Your DP may still want a relationship with his mother out of fear, obligation and guilt but that does not follow that you and your DD have to.
The threat to abandon need not be explicit or conditional ("If you don't do something or if you do it – I will ditch you"). It is sufficient to confront the narcissist, to completely ignore him, to insist on respect for one's boundaries and wishes, or to shout back at him. The narcissist takes these signs of personal autonomy to be harbinger of impending separation and reacts with anxiety.
The narcissist is tamed by the very same weapons that he uses to subjugate others. The spectre of being abandoned looms large over everything else. In the narcissist's mind, every discordant note presages solitude and the resulting confrontation with his self.

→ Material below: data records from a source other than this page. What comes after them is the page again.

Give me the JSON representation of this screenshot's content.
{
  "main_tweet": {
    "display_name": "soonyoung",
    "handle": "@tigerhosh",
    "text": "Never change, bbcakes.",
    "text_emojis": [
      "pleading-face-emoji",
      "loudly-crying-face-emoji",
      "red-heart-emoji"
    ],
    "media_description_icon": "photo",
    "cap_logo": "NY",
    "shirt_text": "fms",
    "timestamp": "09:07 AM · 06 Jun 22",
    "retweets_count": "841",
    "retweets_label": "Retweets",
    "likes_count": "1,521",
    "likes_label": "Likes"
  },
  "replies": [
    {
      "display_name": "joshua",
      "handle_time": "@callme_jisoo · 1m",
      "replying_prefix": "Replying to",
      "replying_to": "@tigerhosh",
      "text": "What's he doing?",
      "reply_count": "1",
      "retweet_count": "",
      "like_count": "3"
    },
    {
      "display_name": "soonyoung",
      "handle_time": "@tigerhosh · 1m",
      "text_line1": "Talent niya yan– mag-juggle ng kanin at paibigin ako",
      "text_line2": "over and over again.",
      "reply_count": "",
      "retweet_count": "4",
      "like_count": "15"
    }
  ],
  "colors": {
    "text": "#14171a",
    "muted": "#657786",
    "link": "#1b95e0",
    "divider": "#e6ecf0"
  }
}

The narcissist is a person who is irreparably traumatized by the behaviour of the most important people in his life: his parents, role models, or peers. By being capricious, arbitrary, and sadistically judgmental, they moulded him/her into an adult, who fervently and obsessively tries to recreate the trauma in order to, this time around, resolve it (repetition complex).
Thus, on the one hand, the narcissist feels that his freedom depends upon re-enacting these early experiences. On the other hand, he is terrified by this prospect. Realizing that he is doomed to go through the same traumas over and over again, the narcissist distances himself by using his aggression to alienate, to humiliate and in general, to be emotionally absent.
This behaviour brings about the very consequence that the narcissist so fears - abandonment. But, this way, at least, the narcissist is able to tell himself (and others) that HE was the one who fostered the separation, that it was fully his choice and that he was not surprised. The truth is that, governed by his internal demons, the narcissist has no real choice. The dismal future of his relationships is preordained.
The narcissist is a binary person: the carrot is the stick in his case. If he gets too close to someone emotionally, he fears ultimate and inevitable abandonment. He, thus, distances himself, acts cruelly and brings about the very abandonment that he feared in the first place.
In this paradox lies the key to coping with the narcissist. If, for instance, he is having a rage attack – rage back. This will provoke in him fears of being abandoned and the resulting calm will be so total that it might seem eerie. Narcissists are known for these sudden tectonic shifts in mood and in behaviour.
Mirror the narcissist’s actions and repeat his words. If he threatens – threaten back and credibly try to use the same language and content. If he leaves the house – leave it as well, disappear on him. If he is suspicious – act suspicious. Be critical, denigrating, humiliating, go down to his level – because that's the only way to penetrate his thick defenses. Faced with his mirror image – the narcissist always recoils.
It is not possible to have any sort of relationship with a narcissist and if you cannot deal with her at all it is the self same deal for your both vulnerable and defenceless child. You must never leave your DD alone with his mother, ever!!. I would certainly not encourage any sort of relationship with his mother; she will use your DD as narcissistic supply.
You are right to be wary now because she is really buttering you up to do something really nasty; when a narcissist starts acting "nice" you run swiftly in the opposite direction.
Counselling for your own self may well help you as well going forward; you need to find someone who fits in with your own approach here. You need to also find a counsellor that has no bias about keeping families together despite the presence of mistreatment.